The Romantic poets recognized birds as a symbol of the connection between the natural and supernatural worlds and often as a symbol of art. Let's look at how this works as we focus on the three poems.
We can begin with Percy Bysshe Shelley's "To a Skylark." The poet combines both themes in his bird. This apparently natural creature seems to him to be more like a spirit from Heaven soaring down to teach the world poetry and song that is beyond the talents of almost everything else. The bird teaches lessons about life and death and beauty that are beyond human thought yet that also draw humans upward into beauty and joy. The bird becomes a teacher of aspiring poets.
Now let's turn our attention to John Keats's "Ode to a Nightingale." Again, the bird sings with a beauty and joy that touch the speaker and make him long for what the bird has. The bird's song makes the speaker look back in time to a world that is gone, and he longs to leave the current world and forget its sorrows and pains. The bird's song also makes the speaker melancholy, for its immortality reminds him of his own mortality. The music is heartbreakingly beautiful yet unattainable to the speaker.
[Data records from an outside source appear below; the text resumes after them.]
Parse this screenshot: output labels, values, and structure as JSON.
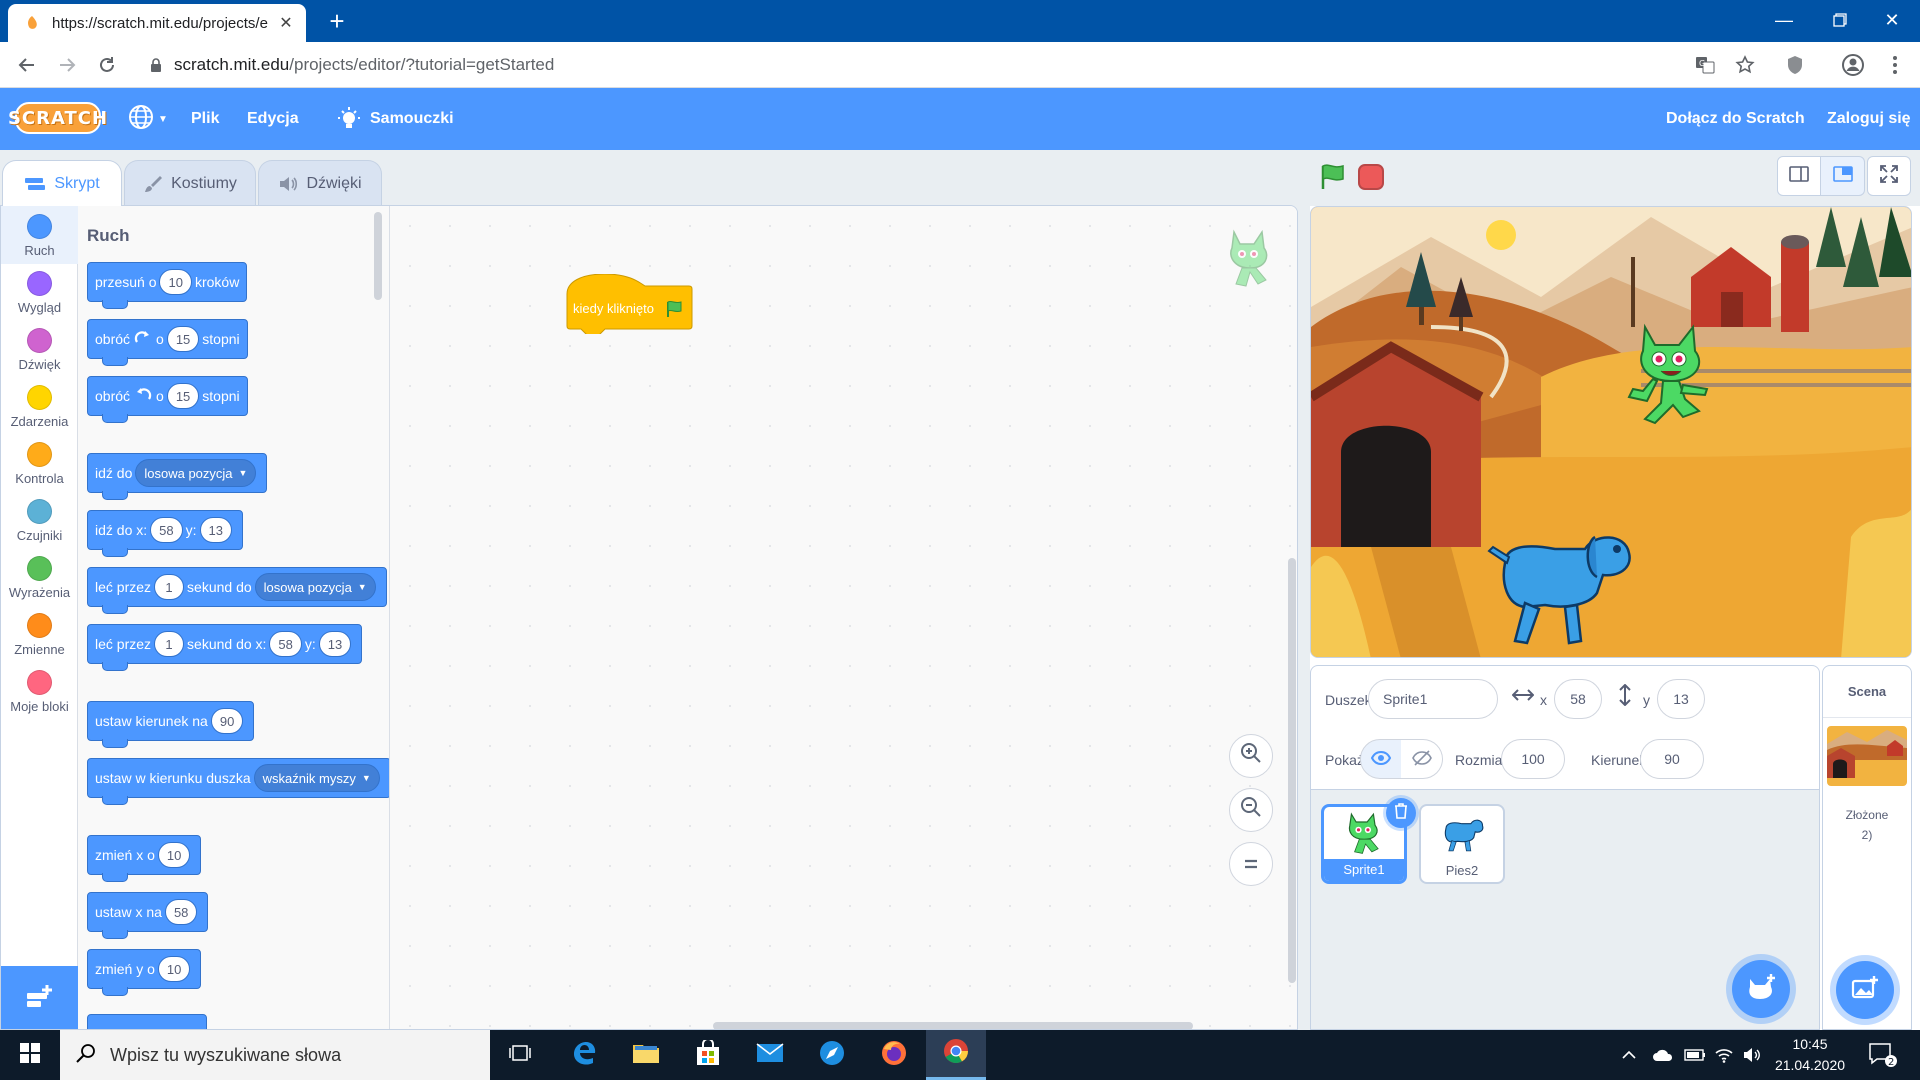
{
  "browser": {
    "tab_title": "https://scratch.mit.edu/projects/e",
    "new_tab": "+",
    "url_host": "scratch.mit.edu",
    "url_path": "/projects/editor/?tutorial=getStarted"
  },
  "menu": {
    "logo": "SCRATCH",
    "file": "Plik",
    "edit": "Edycja",
    "tutorials": "Samouczki",
    "join": "Dołącz do Scratch",
    "login": "Zaloguj się"
  },
  "tabs": {
    "code": "Skrypt",
    "costumes": "Kostiumy",
    "sounds": "Dźwięki"
  },
  "categories": [
    {
      "label": "Ruch",
      "color": "#4c97ff"
    },
    {
      "label": "Wygląd",
      "color": "#9966ff"
    },
    {
      "label": "Dźwięk",
      "color": "#cf63cf"
    },
    {
      "label": "Zdarzenia",
      "color": "#ffd500"
    },
    {
      "label": "Kontrola",
      "color": "#ffab19"
    },
    {
      "label": "Czujniki",
      "color": "#5cb1d6"
    },
    {
      "label": "Wyrażenia",
      "color": "#59c059"
    },
    {
      "label": "Zmienne",
      "color": "#ff8c1a"
    },
    {
      "label": "Moje bloki",
      "color": "#ff6680"
    }
  ],
  "palette": {
    "title": "Ruch",
    "move": {
      "a": "przesuń o",
      "v": "10",
      "b": "kroków"
    },
    "turn_right": {
      "a": "obróć",
      "o": "o",
      "v": "15",
      "b": "stopni"
    },
    "turn_left": {
      "a": "obróć",
      "o": "o",
      "v": "15",
      "b": "stopni"
    },
    "goto": {
      "a": "idź do",
      "dd": "losowa pozycja"
    },
    "goto_xy": {
      "a": "idź do x:",
      "x": "58",
      "y_lbl": "y:",
      "y": "13"
    },
    "glide": {
      "a": "leć przez",
      "v": "1",
      "b": "sekund do",
      "dd": "losowa pozycja"
    },
    "glide_xy": {
      "a": "leć przez",
      "v": "1",
      "b": "sekund do x:",
      "x": "58",
      "y_lbl": "y:",
      "y": "13"
    },
    "point_dir": {
      "a": "ustaw kierunek na",
      "v": "90"
    },
    "point_towards": {
      "a": "ustaw w kierunku duszka",
      "dd": "wskaźnik myszy"
    },
    "change_x": {
      "a": "zmień x o",
      "v": "10"
    },
    "set_x": {
      "a": "ustaw x na",
      "v": "58"
    },
    "change_y": {
      "a": "zmień y o",
      "v": "10"
    }
  },
  "script": {
    "hat_label": "kiedy kliknięto"
  },
  "sprite_info": {
    "sprite_label": "Duszek",
    "sprite_name": "Sprite1",
    "x_label": "x",
    "x": "58",
    "y_label": "y",
    "y": "13",
    "show_label": "Pokaż",
    "size_label": "Rozmiar",
    "size": "100",
    "direction_label": "Kierunek",
    "direction": "90"
  },
  "sprites": [
    {
      "name": "Sprite1",
      "selected": true
    },
    {
      "name": "Pies2",
      "selected": false
    }
  ],
  "scene": {
    "title": "Scena",
    "sub1": "Złożone",
    "sub2": "2)"
  },
  "taskbar": {
    "search_placeholder": "Wpisz tu wyszukiwane słowa",
    "time": "10:45",
    "date": "21.04.2020",
    "notifications": "2"
  }
}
Finally, in Samuel Taylor Coleridge's The Rime of the Ancient Mariner, the albatross is a supernatural symbol to the mariners, and the one who kills it brings down a horrible curse upon himself and his shipmates. The mariner spends the rest of the poem trying to rid himself of the curse and of his guilt. The symbolism of the albatross is deep and complex, and the bird points to the connections between the natural and supernatural.